You are inside this too
It would be comforting to file this under “how the news gets it wrong.” But the same instinct runs through each of us, in smaller ways. We fear the rare, cinematic risk and shrug at the common, boring one. We notice the danger with a face and miss the one that is just a slowly rising number. And when the heat comes, it does not reach some distant “vulnerable population.” It reaches the old, the young, the person in the flat upstairs. It could reach anyone, including the fit and healthy, because a body has limits.
What the count makes possible
There is one quiet hopeful thread in the data. Last year, the heat was predicted to kill about three thousand in the UK. The real number came in at roughly half. Once the estimate existed, health alerts went out and hospitals prepared, and thousands of the deaths never happened. The arithmetic did not just measure the danger. It turned an invisible death into a preventable one.

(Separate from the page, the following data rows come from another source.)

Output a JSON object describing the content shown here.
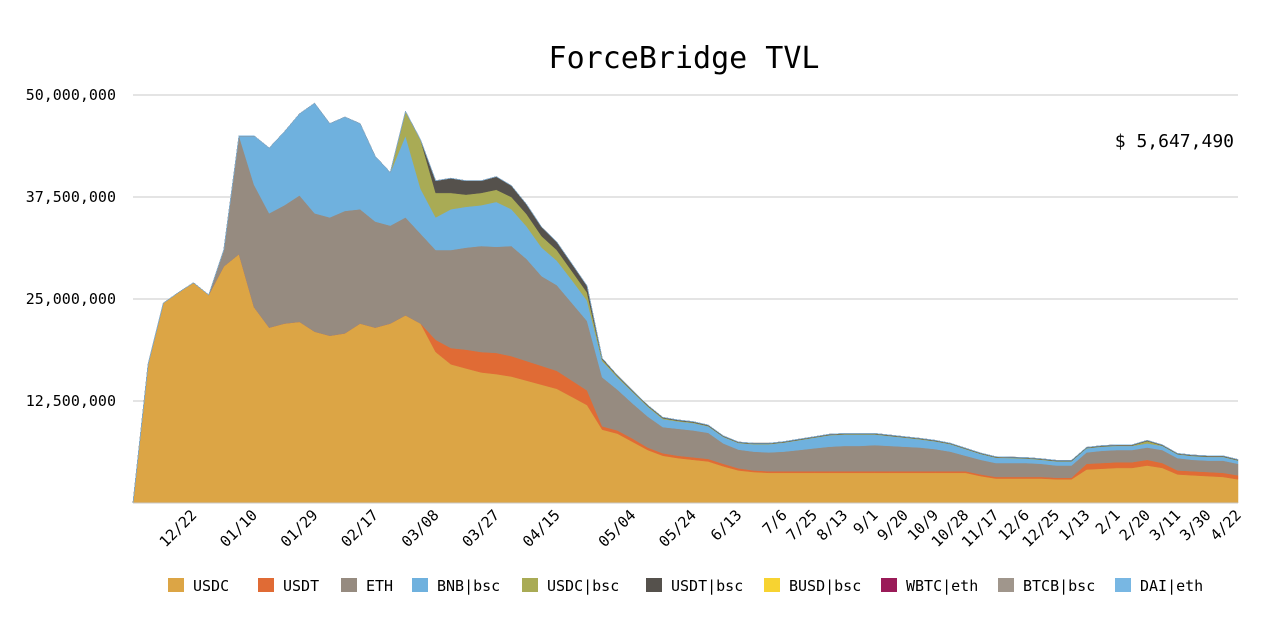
{
  "chart_data": {
    "type": "area",
    "stacked": true,
    "title": "ForceBridge TVL",
    "annotation": "$ 5,647,490",
    "ylim": [
      0,
      50000000
    ],
    "yticks": [
      12500000,
      25000000,
      37500000,
      50000000
    ],
    "ytick_labels": [
      "12,500,000",
      "25,000,000",
      "37,500,000",
      "50,000,000"
    ],
    "grid": true,
    "legend_position": "bottom",
    "x": [
      "11/25",
      "12/1",
      "12/8",
      "12/15",
      "12/22",
      "12/29",
      "01/03",
      "01/07",
      "01/10",
      "01/15",
      "01/20",
      "01/25",
      "01/29",
      "02/03",
      "02/08",
      "02/13",
      "02/17",
      "02/22",
      "02/27",
      "03/03",
      "03/08",
      "03/13",
      "03/18",
      "03/23",
      "03/27",
      "04/01",
      "04/06",
      "04/11",
      "04/15",
      "04/20",
      "04/25",
      "04/28",
      "04/30",
      "05/04",
      "05/09",
      "05/14",
      "05/19",
      "05/24",
      "05/31",
      "6/6",
      "6/13",
      "6/20",
      "6/27",
      "7/6",
      "7/15",
      "7/25",
      "8/3",
      "8/13",
      "8/22",
      "9/1",
      "9/10",
      "9/20",
      "9/29",
      "10/9",
      "10/17",
      "10/28",
      "11/7",
      "11/17",
      "11/26",
      "12/6",
      "12/15",
      "12/25",
      "1/3",
      "1/13",
      "1/22",
      "2/1",
      "2/10",
      "2/20",
      "3/1",
      "3/11",
      "3/20",
      "3/30",
      "4/10",
      "4/22"
    ],
    "xtick_labels": [
      "12/22",
      "01/10",
      "01/29",
      "02/17",
      "03/08",
      "03/27",
      "04/15",
      "05/04",
      "05/24",
      "6/13",
      "7/6",
      "7/25",
      "8/13",
      "9/1",
      "9/20",
      "10/9",
      "10/28",
      "11/17",
      "12/6",
      "12/25",
      "1/13",
      "2/1",
      "2/20",
      "3/11",
      "3/30",
      "4/22"
    ],
    "series": [
      {
        "name": "USDC",
        "color": "#DCA545",
        "values": [
          0,
          17000000,
          24500000,
          25800000,
          27000000,
          25500000,
          29000000,
          30500000,
          24000000,
          21500000,
          22000000,
          22200000,
          21000000,
          20500000,
          20800000,
          22000000,
          21500000,
          22000000,
          23000000,
          22000000,
          18500000,
          17000000,
          16500000,
          16000000,
          15800000,
          15500000,
          15000000,
          14500000,
          14000000,
          13000000,
          12000000,
          9000000,
          8500000,
          7500000,
          6500000,
          5800000,
          5500000,
          5300000,
          5100000,
          4500000,
          4000000,
          3800000,
          3700000,
          3700000,
          3700000,
          3700000,
          3700000,
          3700000,
          3700000,
          3700000,
          3700000,
          3700000,
          3700000,
          3700000,
          3700000,
          3700000,
          3300000,
          3000000,
          3000000,
          3000000,
          3000000,
          2900000,
          2900000,
          4100000,
          4200000,
          4300000,
          4300000,
          4600000,
          4300000,
          3500000,
          3400000,
          3300000,
          3200000,
          2900000
        ]
      },
      {
        "name": "USDT",
        "color": "#E06B35",
        "values": [
          0,
          0,
          0,
          0,
          0,
          0,
          0,
          0,
          0,
          0,
          0,
          0,
          0,
          0,
          0,
          0,
          0,
          0,
          0,
          0,
          1500000,
          2000000,
          2300000,
          2500000,
          2600000,
          2500000,
          2400000,
          2300000,
          2200000,
          2000000,
          1800000,
          400000,
          400000,
          400000,
          300000,
          300000,
          300000,
          300000,
          300000,
          300000,
          250000,
          200000,
          200000,
          200000,
          200000,
          200000,
          200000,
          200000,
          200000,
          200000,
          200000,
          200000,
          200000,
          200000,
          200000,
          200000,
          200000,
          200000,
          200000,
          200000,
          200000,
          200000,
          200000,
          700000,
          700000,
          700000,
          700000,
          700000,
          600000,
          500000,
          500000,
          500000,
          500000,
          500000
        ]
      },
      {
        "name": "ETH",
        "color": "#968B80",
        "values": [
          0,
          0,
          0,
          0,
          0,
          0,
          2000000,
          14500000,
          15000000,
          14000000,
          14500000,
          15500000,
          14500000,
          14500000,
          15000000,
          14000000,
          13000000,
          12000000,
          12000000,
          11000000,
          11000000,
          12000000,
          12500000,
          13000000,
          13000000,
          13500000,
          12500000,
          11000000,
          10500000,
          9500000,
          8500000,
          6000000,
          5000000,
          4300000,
          3800000,
          3200000,
          3300000,
          3300000,
          3200000,
          2500000,
          2300000,
          2300000,
          2300000,
          2400000,
          2600000,
          2800000,
          3000000,
          3100000,
          3100000,
          3200000,
          3100000,
          3000000,
          2900000,
          2700000,
          2400000,
          1900000,
          1800000,
          1700000,
          1700000,
          1700000,
          1600000,
          1500000,
          1500000,
          1400000,
          1500000,
          1500000,
          1500000,
          1500000,
          1600000,
          1500000,
          1400000,
          1400000,
          1500000,
          1400000
        ]
      },
      {
        "name": "BNB|bsc",
        "color": "#6FB1DE",
        "values": [
          0,
          0,
          0,
          0,
          0,
          0,
          0,
          0,
          6000000,
          8000000,
          9000000,
          10000000,
          13500000,
          11500000,
          11500000,
          10500000,
          8000000,
          6500000,
          10000000,
          5500000,
          4000000,
          5000000,
          5000000,
          5000000,
          5500000,
          4500000,
          4000000,
          3500000,
          3000000,
          2800000,
          2500000,
          2000000,
          1500000,
          1400000,
          1200000,
          1000000,
          900000,
          900000,
          800000,
          800000,
          800000,
          900000,
          1000000,
          1100000,
          1200000,
          1300000,
          1400000,
          1400000,
          1400000,
          1300000,
          1200000,
          1100000,
          1000000,
          950000,
          900000,
          800000,
          700000,
          650000,
          600000,
          550000,
          500000,
          500000,
          500000,
          500000,
          500000,
          500000,
          500000,
          500000,
          500000,
          450000,
          450000,
          450000,
          450000,
          400000
        ]
      },
      {
        "name": "USDC|bsc",
        "color": "#A9AB55",
        "values": [
          0,
          0,
          0,
          0,
          0,
          0,
          0,
          0,
          0,
          0,
          0,
          0,
          0,
          0,
          0,
          0,
          0,
          0,
          3000000,
          6000000,
          3000000,
          2000000,
          1500000,
          1500000,
          1500000,
          1500000,
          1500000,
          1400000,
          1300000,
          1100000,
          1000000,
          200000,
          150000,
          100000,
          100000,
          100000,
          80000,
          80000,
          60000,
          50000,
          50000,
          50000,
          50000,
          50000,
          50000,
          50000,
          50000,
          50000,
          50000,
          50000,
          50000,
          50000,
          50000,
          50000,
          50000,
          50000,
          50000,
          50000,
          50000,
          50000,
          50000,
          50000,
          50000,
          50000,
          50000,
          50000,
          50000,
          300000,
          50000,
          50000,
          50000,
          50000,
          50000,
          50000
        ]
      },
      {
        "name": "USDT|bsc",
        "color": "#55514C",
        "values": [
          0,
          0,
          0,
          0,
          0,
          0,
          0,
          0,
          0,
          0,
          0,
          0,
          0,
          0,
          0,
          0,
          0,
          0,
          0,
          0,
          1500000,
          1800000,
          1700000,
          1500000,
          1600000,
          1400000,
          1200000,
          1100000,
          1000000,
          900000,
          800000,
          150000,
          100000,
          100000,
          100000,
          100000,
          100000,
          100000,
          100000,
          80000,
          80000,
          80000,
          80000,
          80000,
          80000,
          80000,
          80000,
          80000,
          80000,
          80000,
          80000,
          80000,
          80000,
          80000,
          80000,
          80000,
          80000,
          80000,
          80000,
          80000,
          80000,
          80000,
          80000,
          80000,
          80000,
          80000,
          80000,
          80000,
          80000,
          80000,
          80000,
          80000,
          80000,
          80000
        ]
      },
      {
        "name": "BUSD|bsc",
        "color": "#F7D331",
        "values": [
          0,
          0,
          0,
          0,
          0,
          0,
          0,
          0,
          0,
          0,
          0,
          0,
          0,
          0,
          0,
          0,
          0,
          0,
          0,
          0,
          0,
          0,
          0,
          0,
          0,
          0,
          0,
          0,
          0,
          0,
          0,
          0,
          0,
          0,
          0,
          0,
          0,
          0,
          0,
          0,
          0,
          0,
          0,
          0,
          0,
          0,
          0,
          0,
          0,
          0,
          0,
          0,
          0,
          0,
          0,
          0,
          0,
          0,
          0,
          0,
          0,
          0,
          0,
          0,
          0,
          0,
          0,
          0,
          0,
          0,
          0,
          0,
          0,
          0
        ]
      },
      {
        "name": "WBTC|eth",
        "color": "#9A1B58",
        "values": [
          0,
          0,
          0,
          0,
          0,
          0,
          0,
          0,
          0,
          0,
          0,
          0,
          0,
          0,
          0,
          0,
          0,
          0,
          0,
          0,
          0,
          0,
          0,
          0,
          0,
          0,
          0,
          0,
          0,
          0,
          0,
          0,
          0,
          0,
          0,
          0,
          0,
          0,
          0,
          0,
          0,
          0,
          0,
          0,
          0,
          0,
          0,
          0,
          0,
          0,
          0,
          0,
          0,
          0,
          0,
          0,
          0,
          0,
          0,
          0,
          0,
          0,
          0,
          0,
          0,
          0,
          0,
          0,
          0,
          0,
          0,
          0,
          0,
          0
        ]
      },
      {
        "name": "BTCB|bsc",
        "color": "#A0968C",
        "values": [
          0,
          0,
          0,
          0,
          0,
          0,
          0,
          0,
          0,
          0,
          0,
          0,
          0,
          0,
          0,
          0,
          0,
          0,
          0,
          0,
          0,
          0,
          0,
          0,
          0,
          0,
          0,
          0,
          0,
          0,
          0,
          0,
          0,
          0,
          0,
          0,
          0,
          0,
          0,
          0,
          0,
          0,
          0,
          0,
          0,
          0,
          0,
          0,
          0,
          0,
          0,
          0,
          0,
          0,
          0,
          0,
          0,
          0,
          0,
          0,
          0,
          0,
          0,
          0,
          0,
          0,
          0,
          0,
          0,
          0,
          0,
          0,
          0,
          0
        ]
      },
      {
        "name": "DAI|eth",
        "color": "#78B7E3",
        "values": [
          0,
          0,
          0,
          0,
          0,
          0,
          0,
          0,
          0,
          0,
          0,
          0,
          0,
          0,
          0,
          0,
          0,
          0,
          0,
          0,
          0,
          0,
          0,
          0,
          0,
          0,
          0,
          0,
          0,
          0,
          0,
          0,
          0,
          0,
          0,
          0,
          0,
          0,
          0,
          0,
          0,
          0,
          0,
          0,
          0,
          0,
          0,
          0,
          0,
          0,
          0,
          0,
          0,
          0,
          0,
          0,
          0,
          0,
          0,
          0,
          0,
          0,
          0,
          0,
          0,
          0,
          0,
          0,
          0,
          0,
          0,
          0,
          0,
          0
        ]
      }
    ]
  }
}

That is the whole of it. The fire and the heat are one system, and our attention is only one seat inside it — a seat that sees flames clearly and numbers dimly. No single vantage, not the newsroom’s, not the budget office’s, not ours, takes in the full toll on its own. It only becomes whole when someone does the counting. Worth remembering the next time a danger feels large because it is loud, and another feels small because it is quiet. The quiet one is often the one doing the killing.
03 · Lab · your turn
The Chief's Call
Rehearse how we pour resources on the vivid threat we can see and starve the quieter one that kills more.
04 · Hope · carry this
Last year the same kind of forecast that now counts the heat's dead was used to warn the living, and it cut Britain's toll roughly in half. A danger we can finally see is a danger we can start to beat.